Why is this germane to the persecution of gays? Because if a society doesn’t protect it’s own women or demonstrate and demand protection for women that society will no do so for gays.
Whether we call ourselves progressives, conservatives, anything in between or count ourselves among the faithful, this kind of zealotry, bigotry and racism must be confronted. The last century has shown us what happens when we do not.
SC&A will only publish this one post today in the hope readers will be inclined to read the linked to article more than once and be persuaded to take make this issue a priority. It is that important.
Uganda is at the fore of an anti gay movement that has reached huge proportions.
It isn’t simply religious or cultural backwardness which can be blamed for the cruelty, however. There is also concerted political momentum which enshrines the anti gay environment and legalizes not only discrimination but the most sever punishment of gays imaginable, from jail tine to the death penalty. As a result, anti gay vigilantism runs rampant and summary justice by these groups has become the rule rather than the exception.
Much of this perversion of justice has it’s roots in America. Some- too many- of the American evangelical movement have sponsored and supported much of the political and religious persecution of gays in Uganda. They have done so so unashamedly and have proud to take credit for their ‘influence’. They have even staked out the position that gay rights are not human rights because gay rights are not sanctioned by scripture.
This story is an example of what can when religion goes wrong.
And the story of how racism, no matter how well cloaked, will inevitably turn deadly.
Straight Man’s Burden: The American Roots of Uganda’s Anti-Gay Persecutions « Sigmund, Carl and Alfred
On October 14, 2009, a Ugandan member of parliament named David Bahati introduced legislation called the Anti-Homosexuality Bill. Among its provisions: up to three years in prison for failure to report a homosexual; seven years for “promotion”; life imprisonment for a single homosexual act; and, for “aggravated homosexuality” (which includes gay sex while HIV-positive, gay sex with a disabled person, or, if you’re a recidivist, gay sex with anyone — marking the criminal as a “serial offender”), death. As of this writing, the bill has yet to pass, despite near-unanimous support in Parliament. But the violence has been building, a crackling fury not yet quite a fire: beatings, disappearances, “corrective” rapes of lesbians, blacklists in a national tabloid, vigilante squads and church crusades, preachers calling out “homos” in their own pews.

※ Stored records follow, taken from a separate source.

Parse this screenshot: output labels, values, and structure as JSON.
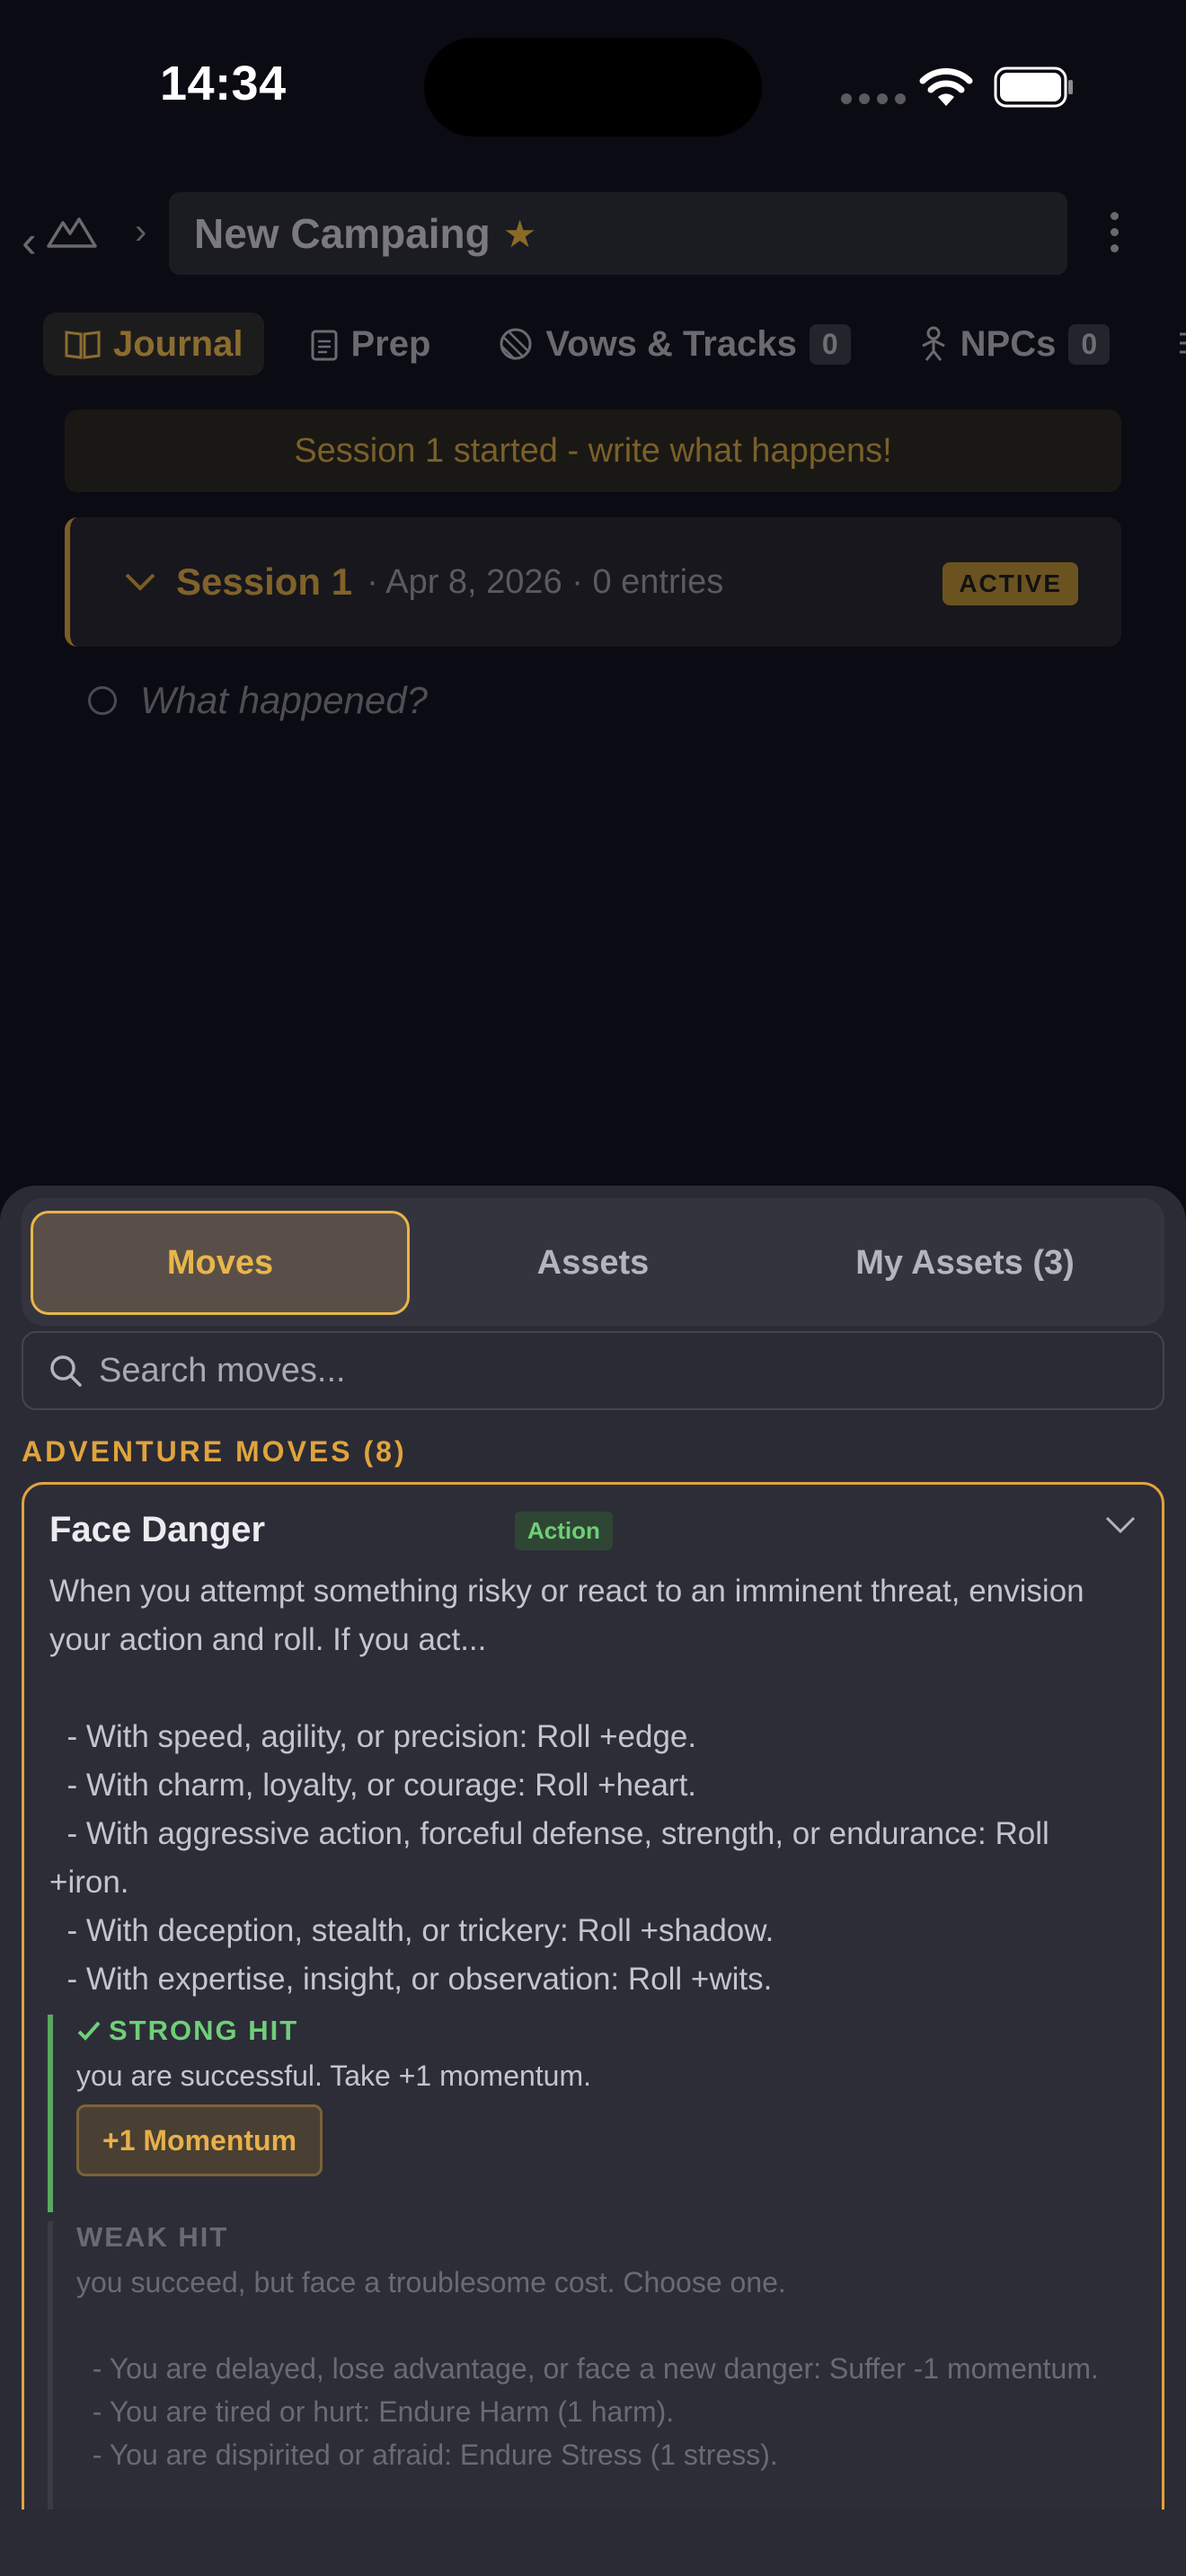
{
  "status": {
    "time": "14:34"
  },
  "nav": {
    "campaign_title": "New Campaing",
    "tabs": [
      {
        "label": "Journal"
      },
      {
        "label": "Prep"
      },
      {
        "label": "Vows & Tracks",
        "count": "0"
      },
      {
        "label": "NPCs",
        "count": "0"
      }
    ]
  },
  "journal": {
    "banner": "Session 1 started - write what happens!",
    "session": {
      "name": "Session 1",
      "meta": "· Apr 8, 2026 · 0 entries",
      "badge": "ACTIVE"
    },
    "entry_placeholder": "What happened?"
  },
  "sheet": {
    "segments": [
      "Moves",
      "Assets",
      "My Assets (3)"
    ],
    "search_placeholder": "Search moves...",
    "section_title": "ADVENTURE MOVES (8)",
    "move": {
      "title": "Face Danger",
      "tag": "Action",
      "description": "When you attempt something risky or react to an imminent threat, envision your action and roll. If you act...\n\n  - With speed, agility, or precision: Roll +edge.\n  - With charm, loyalty, or courage: Roll +heart.\n  - With aggressive action, forceful defense, strength, or endurance: Roll +iron.\n  - With deception, stealth, or trickery: Roll +shadow.\n  - With expertise, insight, or observation: Roll +wits.",
      "strong_hit": {
        "label": "STRONG HIT",
        "text": "you are successful. Take +1 momentum.",
        "button": "+1 Momentum"
      },
      "weak_hit": {
        "label": "WEAK HIT",
        "text": "you succeed, but face a troublesome cost. Choose one.\n\n  - You are delayed, lose advantage, or face a new danger: Suffer -1 momentum.\n  - You are tired or hurt: Endure Harm (1 harm).\n  - You are dispirited or afraid: Endure Stress (1 stress)."
      }
    }
  },
  "colors": {
    "accent": "#e0a43c",
    "success": "#6fcf78",
    "sheet_bg": "#2b2b36"
  }
}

The Fellowship is the Ugandan Parliament’s branch of an American evangelical movement of the same name, also called the Family. The Family differs from most fundamentalist groups in its preference for those whom it calls “key men,” political and business elites, over the multitude. The bill’s author, MP Bahati, the de facto leader of the Ugandan branch, has become a national star for his crusade against gays. Winston Churchill called Uganda “the pearl of Africa”; the Family agrees. In the past ten years, it has poured millions into “leadership development” there, more than it has invested in any other foreign country, and billions in U.S. foreign aid have flowed into Ugandan coffers since a Family leader turned on the tap twenty-four years ago for President Yoweri Museveni, a dictator hailed by the West for his democratic rhetoric and by Christian conservatives for the evangelical zeal of his regime.